3 Quick Tips for Converting ILT to Remote Learning
When the storyteller and the instructional designer collide
With the pandemic setting up longer social distancing and isolation times, I'm getting requests for virtual summer camps for my kids. Their live, in-person, instructor-led content is to be delivered virtually. The instructor designer in me, who's been dealing with this very conversion for years, is screaming, STOP! Please, oh, please stop.
1. Educate yourself.
Take a class. Learn some base principles, then start to do it. You absolutely cannot do a one-to-one conversion of instructor-led content to virtual delivery. I'll tell you why, but the ATD site will tell you much, much more about why you can't do it.
2. Know the benefits of online learning.
First, you're going to need a lot more content. Second, you're going to need it in a variety of different ways to access it. Because you're going to have to meet your learners where they are at, not where you think they're going to be.

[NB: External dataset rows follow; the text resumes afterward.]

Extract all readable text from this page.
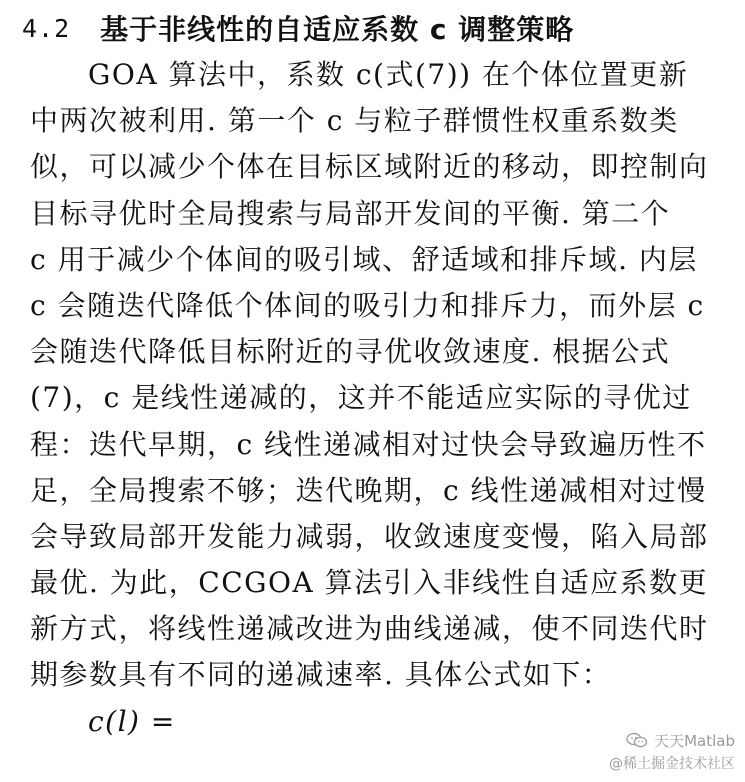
4.2 基于非线性的自适应系数 c 调整策略
GOA 算法中，系数 c(式(7)) 在个体位置更新
中两次被利用. 第一个 c 与粒子群惯性权重系数类
似，可以减少个体在目标区域附近的移动，即控制向
目标寻优时全局搜索与局部开发间的平衡. 第二个
c 用于减少个体间的吸引域、舒适域和排斥域. 内层
c 会随迭代降低个体间的吸引力和排斥力，而外层 c
会随迭代降低目标附近的寻优收敛速度. 根据公式
(7)，c 是线性递减的，这并不能适应实际的寻优过
程：迭代早期，c 线性递减相对过快会导致遍历性不
足，全局搜索不够；迭代晚期，c 线性递减相对过慢
会导致局部开发能力减弱，收敛速度变慢，陷入局部
最优. 为此，CCGOA 算法引入非线性自适应系数更
新方式，将线性递减改进为曲线递减，使不同迭代时
期参数具有不同的递减速率. 具体公式如下：
c(l) =
天天Matlab
@稀土掘金技术社区
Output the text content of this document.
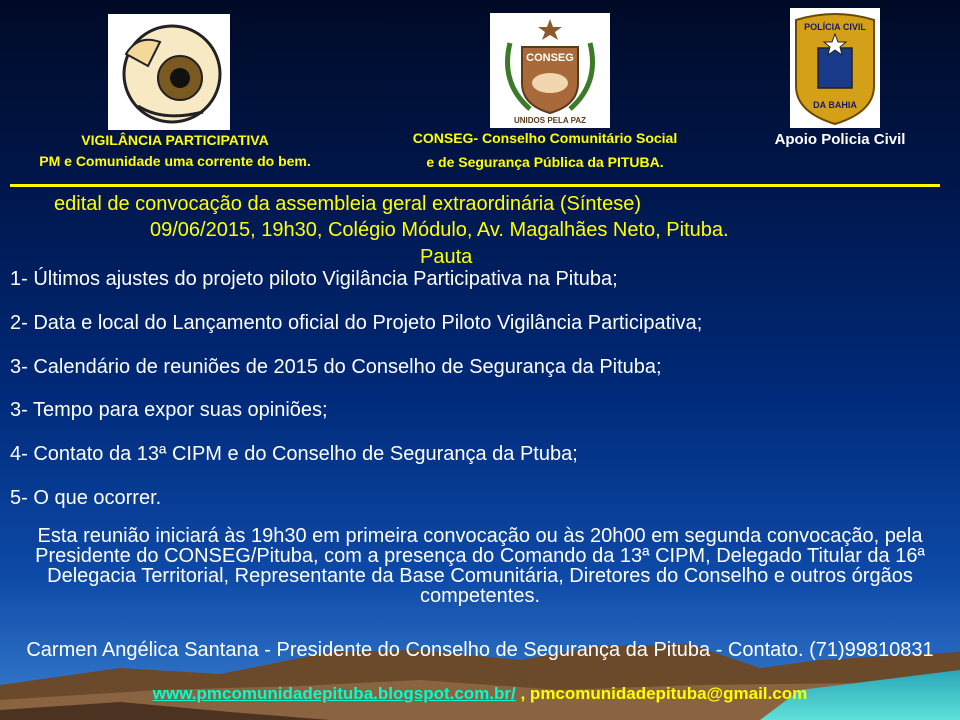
CONSEG
UNIDOS PELA PAZ
POLÍCIA CIVIL
DA BAHIA
VIGILÂNCIA PARTICIPATIVA
PM e Comunidade uma corrente do bem.
CONSEG- Conselho Comunitário Social
e de Segurança Pública da PITUBA.
Apoio Policia Civil
edital de convocação da assembleia geral extraordinária (Síntese)
09/06/2015, 19h30, Colégio Módulo, Av. Magalhães Neto, Pituba.
Pauta
1- Últimos ajustes do projeto piloto Vigilância Participativa na Pituba;
2- Data e local do Lançamento oficial do Projeto Piloto Vigilância Participativa;
3- Calendário de reuniões de 2015 do Conselho de Segurança da Pituba;
3- Tempo para expor suas opiniões;
4- Contato da 13ª CIPM e do Conselho de Segurança da Ptuba;
5- O que ocorrer.
Esta reunião iniciará às 19h30 em primeira convocação ou às 20h00 em segunda convocação, pela Presidente do CONSEG/Pituba, com a presença do Comando da 13ª CIPM, Delegado Titular da 16ª Delegacia Territorial, Representante da Base Comunitária, Diretores do Conselho e outros órgãos competentes.
Carmen Angélica Santana - Presidente do Conselho de Segurança da Pituba - Contato. (71)99810831
www.pmcomunidadepituba.blogspot.com.br/ , pmcomunidadepituba@gmail.com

3. Make it engaging with breaks.
Third, well, third, it's a lot harder than you think it is. Suppose you believe you will make interactive, engaging content from your summer camp to online camp, well. In that case, you're up against the biggies. Kids are seasoned consumers for online, virtual content, too. They have interactive books written and programmed by entire ID departments. They are used to coming in and out of content when they want, how they want. There's also the whole accessibility issue, where you need to program what they see, and then, it has to work.
But even more so than that, the screen is what I am trying to take my child away from. I'm not sure that I want to force my kid to sit down at a set time (so you better record it for me) and give them more screen time.